Wednesday, December 28, 2022

Woody Holton, Liberty Is Sweet (2021)

While researching my MA thesis, I spent some time studying the work of Woody Holton, McCausland Professor of History at the University of South Carolina. At the time, I was most interested in his 2007 book, Unruly Americans and the Origins of the Constitution. My copy is still bedecked with twenty or thirty Post-it® note text flags sticking out of the text block. Unlike many historians of the Revolutionary era and the so-called "Critical Period," Holton understands the outsized role the antics of Rhode Island's Country Party played spurring the growth of the Federalists and the push to draft and ratify the US Constitution. Rather than drawing Rhode Island politics as a caricature of anarchy and vice, an image originally drawn  by those same Federalists but repeated ad nauseum by numerous historians who can't be bothered to actually read actual first-hand accounts of Rhode Island history, Holton's book was very useful in helping me to contextualize 1789s RI politics with the broader national narrative. 

More recently, Professor Holton was the keynote speaker at an April 2015 conference I attended at the Massachusetts Historical Society, "So Sudden an Alteration": The Causes, Course, and Consequences of the American Revolution. I have a binder of panel papers and other documents from that conference, which was just killer, killer! 
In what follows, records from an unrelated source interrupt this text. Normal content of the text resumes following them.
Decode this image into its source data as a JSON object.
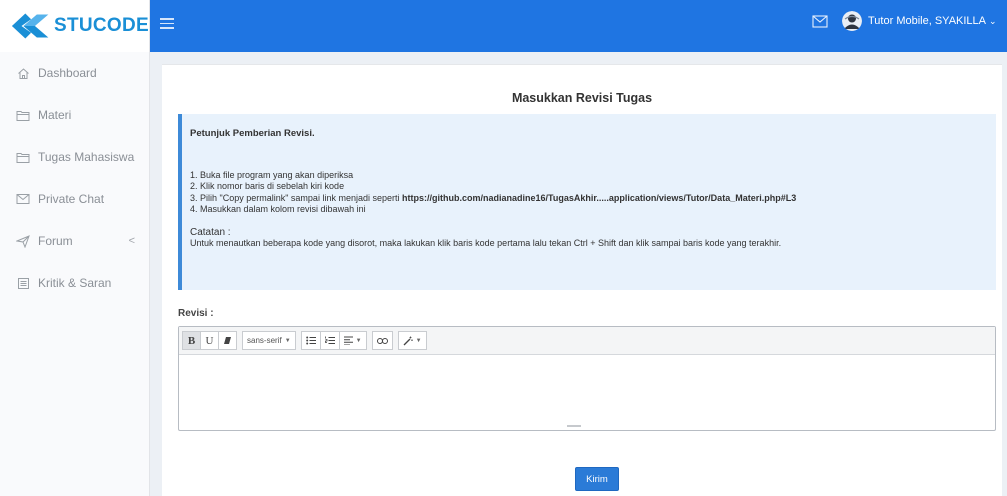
{
  "brand": {
    "name": "STUCODE"
  },
  "sidebar": {
    "items": [
      {
        "label": "Dashboard",
        "icon": "home-icon"
      },
      {
        "label": "Materi",
        "icon": "folder-icon"
      },
      {
        "label": "Tugas Mahasiswa",
        "icon": "folder-icon"
      },
      {
        "label": "Private Chat",
        "icon": "mail-icon"
      },
      {
        "label": "Forum",
        "icon": "send-icon",
        "chevron": "<"
      },
      {
        "label": "Kritik & Saran",
        "icon": "list-icon"
      }
    ]
  },
  "header": {
    "user_name": "Tutor Mobile, SYAKILLA",
    "accent": "#1f75e2"
  },
  "main": {
    "title": "Masukkan Revisi Tugas",
    "instructions": {
      "heading": "Petunjuk Pemberian Revisi.",
      "steps": [
        "1. Buka file program yang akan diperiksa",
        "2. Klik nomor baris di sebelah kiri kode",
        "3. Pilih \"Copy permalink\" sampai link menjadi seperti ",
        "4. Masukkan dalam kolom revisi dibawah ini"
      ],
      "example_link": "https://github.com/nadianadine16/TugasAkhir.....application/views/Tutor/Data_Materi.php#L3",
      "note_heading": "Catatan :",
      "note_body": "Untuk menautkan beberapa kode yang disorot, maka lakukan klik baris kode pertama lalu tekan Ctrl + Shift dan klik sampai baris kode yang terakhir."
    },
    "revisi_label": "Revisi :",
    "toolbar": {
      "bold": "B",
      "underline": "U",
      "eraser": "",
      "font": "sans-serif",
      "ul": "",
      "ol": "",
      "align": "",
      "link": "",
      "magic": ""
    },
    "submit_label": "Kirim",
    "submit_color": "#2b7bd7"
  }
}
Here is Professor Holton delivering the keynote; I didn't have the greatest seat but I also could have left earlier for the conference and gotten there in time to snag something closer than this...

I also ran into my thesis advisor, Ron Dufour at the conference. Here we are, photograph courtesy of historian Gordon S. Wood:

I really should stop by Rhode Island College this semester and look up Ron... I've been in contact with him maybe once or twice via email in the almost 8 years since Professor Wood took this picture of us, and in person not even once. 

Anyway, I was looking through some NCSS (National Council for the Social Studies) emails earlier, as I am remiss in filing some paperwork with them for the Rhode Island chapter which brought me to the NCSS website. As usual, once there I was looking at stuff which had little to do with my paperwork and I came across a page of National Humanities webinars the NCSS recorded for PD. And on that page I discovered Professor Holton's talk on his most recent book, Liberty is Sweet: The Hidden History of the American Revolution, published in 2021. And in the interest of passing along good history to whoever happens upon this webpage, below is the NCSS blurb for the webinar and below that, a recording of his lecture, 

In his book, Liberty is Sweet, Woody Holton’s “hidden history” of the American Revolution, nothing is quite what it seems. The painting on the cover seems conventional: a pistol-wielding Patriot foot-soldier captures two British horsemen…but the Patriot turns out to be a woman in drag. The phrase “Liberty is Sweet” sounds like the sentiments of Thomas Jefferson or Benjamin Franklin but actually comes from a 1775 letter describing George Washington’s slaves’ aspirations to escape Mount Vernon. Holton entitles his preface “Invisible Enemies” in a nod to the Native Americans who were long omitted from the story of American Independence but actually played a crucial role in bringing on the Revolutionary War and shaping its course. And these are far from the only surprises in Holton’s astounding reappraisal of the founding of the United States.

Participants in this webinar will read some of the most surprising documents Holton found while researching Liberty Is Sweet, then discuss and debate their meaning with the author.

Note that the first 9 minutes and 4 seconds is just housekeeping NCSS stuff, and after that timestamp, the video turns to Woody Holton and his discussion of his book, Liberty is Sweet: The Hidden History of the American Revolution.